Leía el pasado lunes en Diario de Mallorca un artículo de José Manuel Barquero, ´Viaje a la Edad Media´, que ha avivado mi memoria y quiero contar, lo que aquellos niños casi tibetanos que menciona, Dorjee, Shing, Jasmine me enseñaron, sentados en mis rodillas, en aquella noche mágica de Phu en que, a casi 5.000 metros de altura, con el tibio calor que provocaban las boñigas de los yaks de su padre, ante un fuego que nos protegía de los menos 15º grados del exterior, que incrementaba el viento salvaje que bajaba del Machapucharae y del arco de los Annapurnas.

Mientras mi mano dibujaba bichos y objetos en aquel diminuto trozo de papel de arroz que fue nuestro singular campo de diálogo, Dorjee y sus hermanos me hicieron entender que ellos sabían que aquellos dibujos que ejecutaba mi mano eran reflejos de otra realidad, -tigre-conejo-rino-mariposa-yack-, eran palabras, signos formados por letras que tan bien conocían. Y aún más, me revelaron en silencio, sin palabras que yo no hubiera podido entender, que sabían que las uniones de aquellas palabras -caballo-hambre-lluvia-hierba-sol-nube-cielo-libertad- formaban las ideas, un eco desconocido de las cabezas de los hombres. Y que aquellas ideas se podían significar en otras palabras de otro idioma que nunca habían conocido y que ahora aprendían, repitiéndolas con rapidez.

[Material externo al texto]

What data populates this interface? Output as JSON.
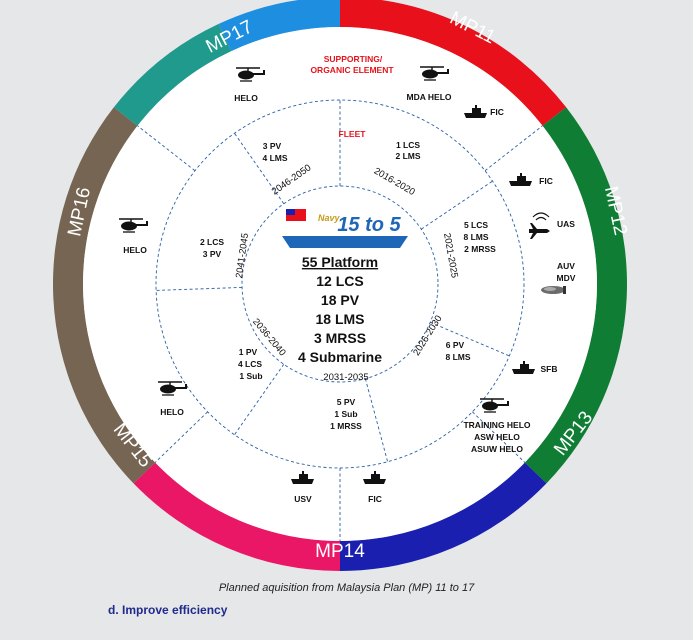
{
  "rings": {
    "outer": [
      {
        "label": "MP11",
        "color": "#e8101a"
      },
      {
        "label": "MP12",
        "color": "#0f7d34"
      },
      {
        "label": "MP13",
        "color": "#1a1fb0"
      },
      {
        "label": "MP14",
        "color": "#ea1666"
      },
      {
        "label": "MP15",
        "color": "#756552"
      },
      {
        "label": "MP16",
        "color": "#1f9a8d"
      },
      {
        "label": "MP17",
        "color": "#1e8fe0"
      }
    ]
  },
  "labels": {
    "supporting_line1": "SUPPORTING/",
    "supporting_line2": "ORGANIC ELEMENT",
    "fleet": "FLEET"
  },
  "periods": [
    "2016-2020",
    "2021-2025",
    "2026-2030",
    "2031-2035",
    "2036-2040",
    "2041-2045",
    "2046-2050"
  ],
  "fleet_items": {
    "p2016": [
      "1 LCS",
      "2 LMS"
    ],
    "p2021": [
      "5 LCS",
      "8 LMS",
      "2 MRSS"
    ],
    "p2026": [
      "6 PV",
      "8 LMS"
    ],
    "p2031": [
      "5 PV",
      "1 Sub",
      "1 MRSS"
    ],
    "p2036": [
      "1 PV",
      "4 LCS",
      "1 Sub"
    ],
    "p2041": [
      "2 LCS",
      "3 PV"
    ],
    "p2046": [
      "3 PV",
      "4 LMS"
    ]
  },
  "support": {
    "mp11_helo": "MDA HELO",
    "mp11_fic": "FIC",
    "mp12_fic": "FIC",
    "mp12_uas": "UAS",
    "mp12_auv1": "AUV",
    "mp12_auv2": "MDV",
    "mp13_sfb": "SFB",
    "mp13_helo1": "TRAINING HELO",
    "mp13_helo2": "ASW HELO",
    "mp13_helo3": "ASUW HELO",
    "mp14_usv": "USV",
    "mp14_fic": "FIC",
    "mp15_helo": "HELO",
    "mp16_helo": "HELO",
    "mp17_helo": "HELO"
  },
  "center": {
    "logo_text": "15 to 5",
    "logo_small": "Navy",
    "headline": "55 Platform",
    "lines": [
      "12 LCS",
      "18 PV",
      "18 LMS",
      "3 MRSS",
      "4 Submarine"
    ]
  },
  "caption": "Planned aquisition from Malaysia Plan (MP) 11 to 17",
  "subheading": "d.  Improve efficiency"
}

Shing y sus hermanos me explicaron con la silente mirada de sus ojos, que las palabras que repetían en los dos idiomas que usaban, uno antiguo, otro su reciente descubrimiento, -elefante-mariposa-conejo-hombre-dignidad-, eran las herramientas con las que iban a construir su futuro. Y que las ideas que formaban los conjuntos de palabras que estaban aprendiendo -gusano-buitre-árbol-caza-futuro- eran los cimientos de su propio camino vital, el de su desalienación, el de la afirmación de su condición humana.

El inquieto Dorjee y sus hermanos brincando sobre mis cansadas rodillas, me contaron que ellos sabían que otros niños se habían sentado antes en ellas y me pidieron que les dijera a esos niños que no conocían, a Leo, a Tomy, a Julia, a Tiá€, que ellos algún día, en su lucha contra el hambre y el frío, bajarían por el increíble barranco por donde discurren las aguas salvajes del Phu Kola a los ricos valles tropicales del sur, del Ganjes, del Sun Kosi Kola, del Tamur, en donde se producen dos y tres cosechas anuales -hambre-arroz-calor-trabajo-sudor-solidaridad- y que allí les darían alimento y trabajo con contratos de 365 días laborables, sin derecho a estar enfermos, en jornadas de más de 14 horas, que ellos ignoraban si podrían cambiar. Y en aquella noche cósmica me revelaron sin palabras que ellos también se casarían y tendrían otros niños que seguirían utilizando las palabras -cabra-vaca-leche-explotación-dolor-indignidad-, que ellos no conocían que el infierno sartriano eran los otros, que lo era el hambre, el frío y la desesperanza. Y que tampoco sabían si las palabras que empleaban eran la puerta del espejo que permitía acceder al otro mundo surrealista de Cousteau.

Por ello, cuando después de cenar abandonamos su fuego y volvimos a nuestras tiendas, en aquella noche en que un viento bronco rompía las crestas de los Annapurnas, del Machapucharae y del Manaslú y sembraba en el cielo la vía láctea de un polvo blanco como plata que nos guiaba, yo apenas tenía apenas frío, porque las palabras de Jasmine, de Dorjee y de Shing, me habían enseñado que no estaba solo, porque también empleaba palabras con las que me comunicaba como ellos, y que esas palabras formaban mis ideas -dictadura -explotación-concordia -diálogo-tanques-tejero-vergüenza-indignidad, y que en mi gran viaje interior que se emparejaba al que estaba realizando, yo estaba unido para siempre con ellos, porque entre todos estábamos empedrando, con las palabras, el largo camino de la lucha por la dignidad de la condición humana.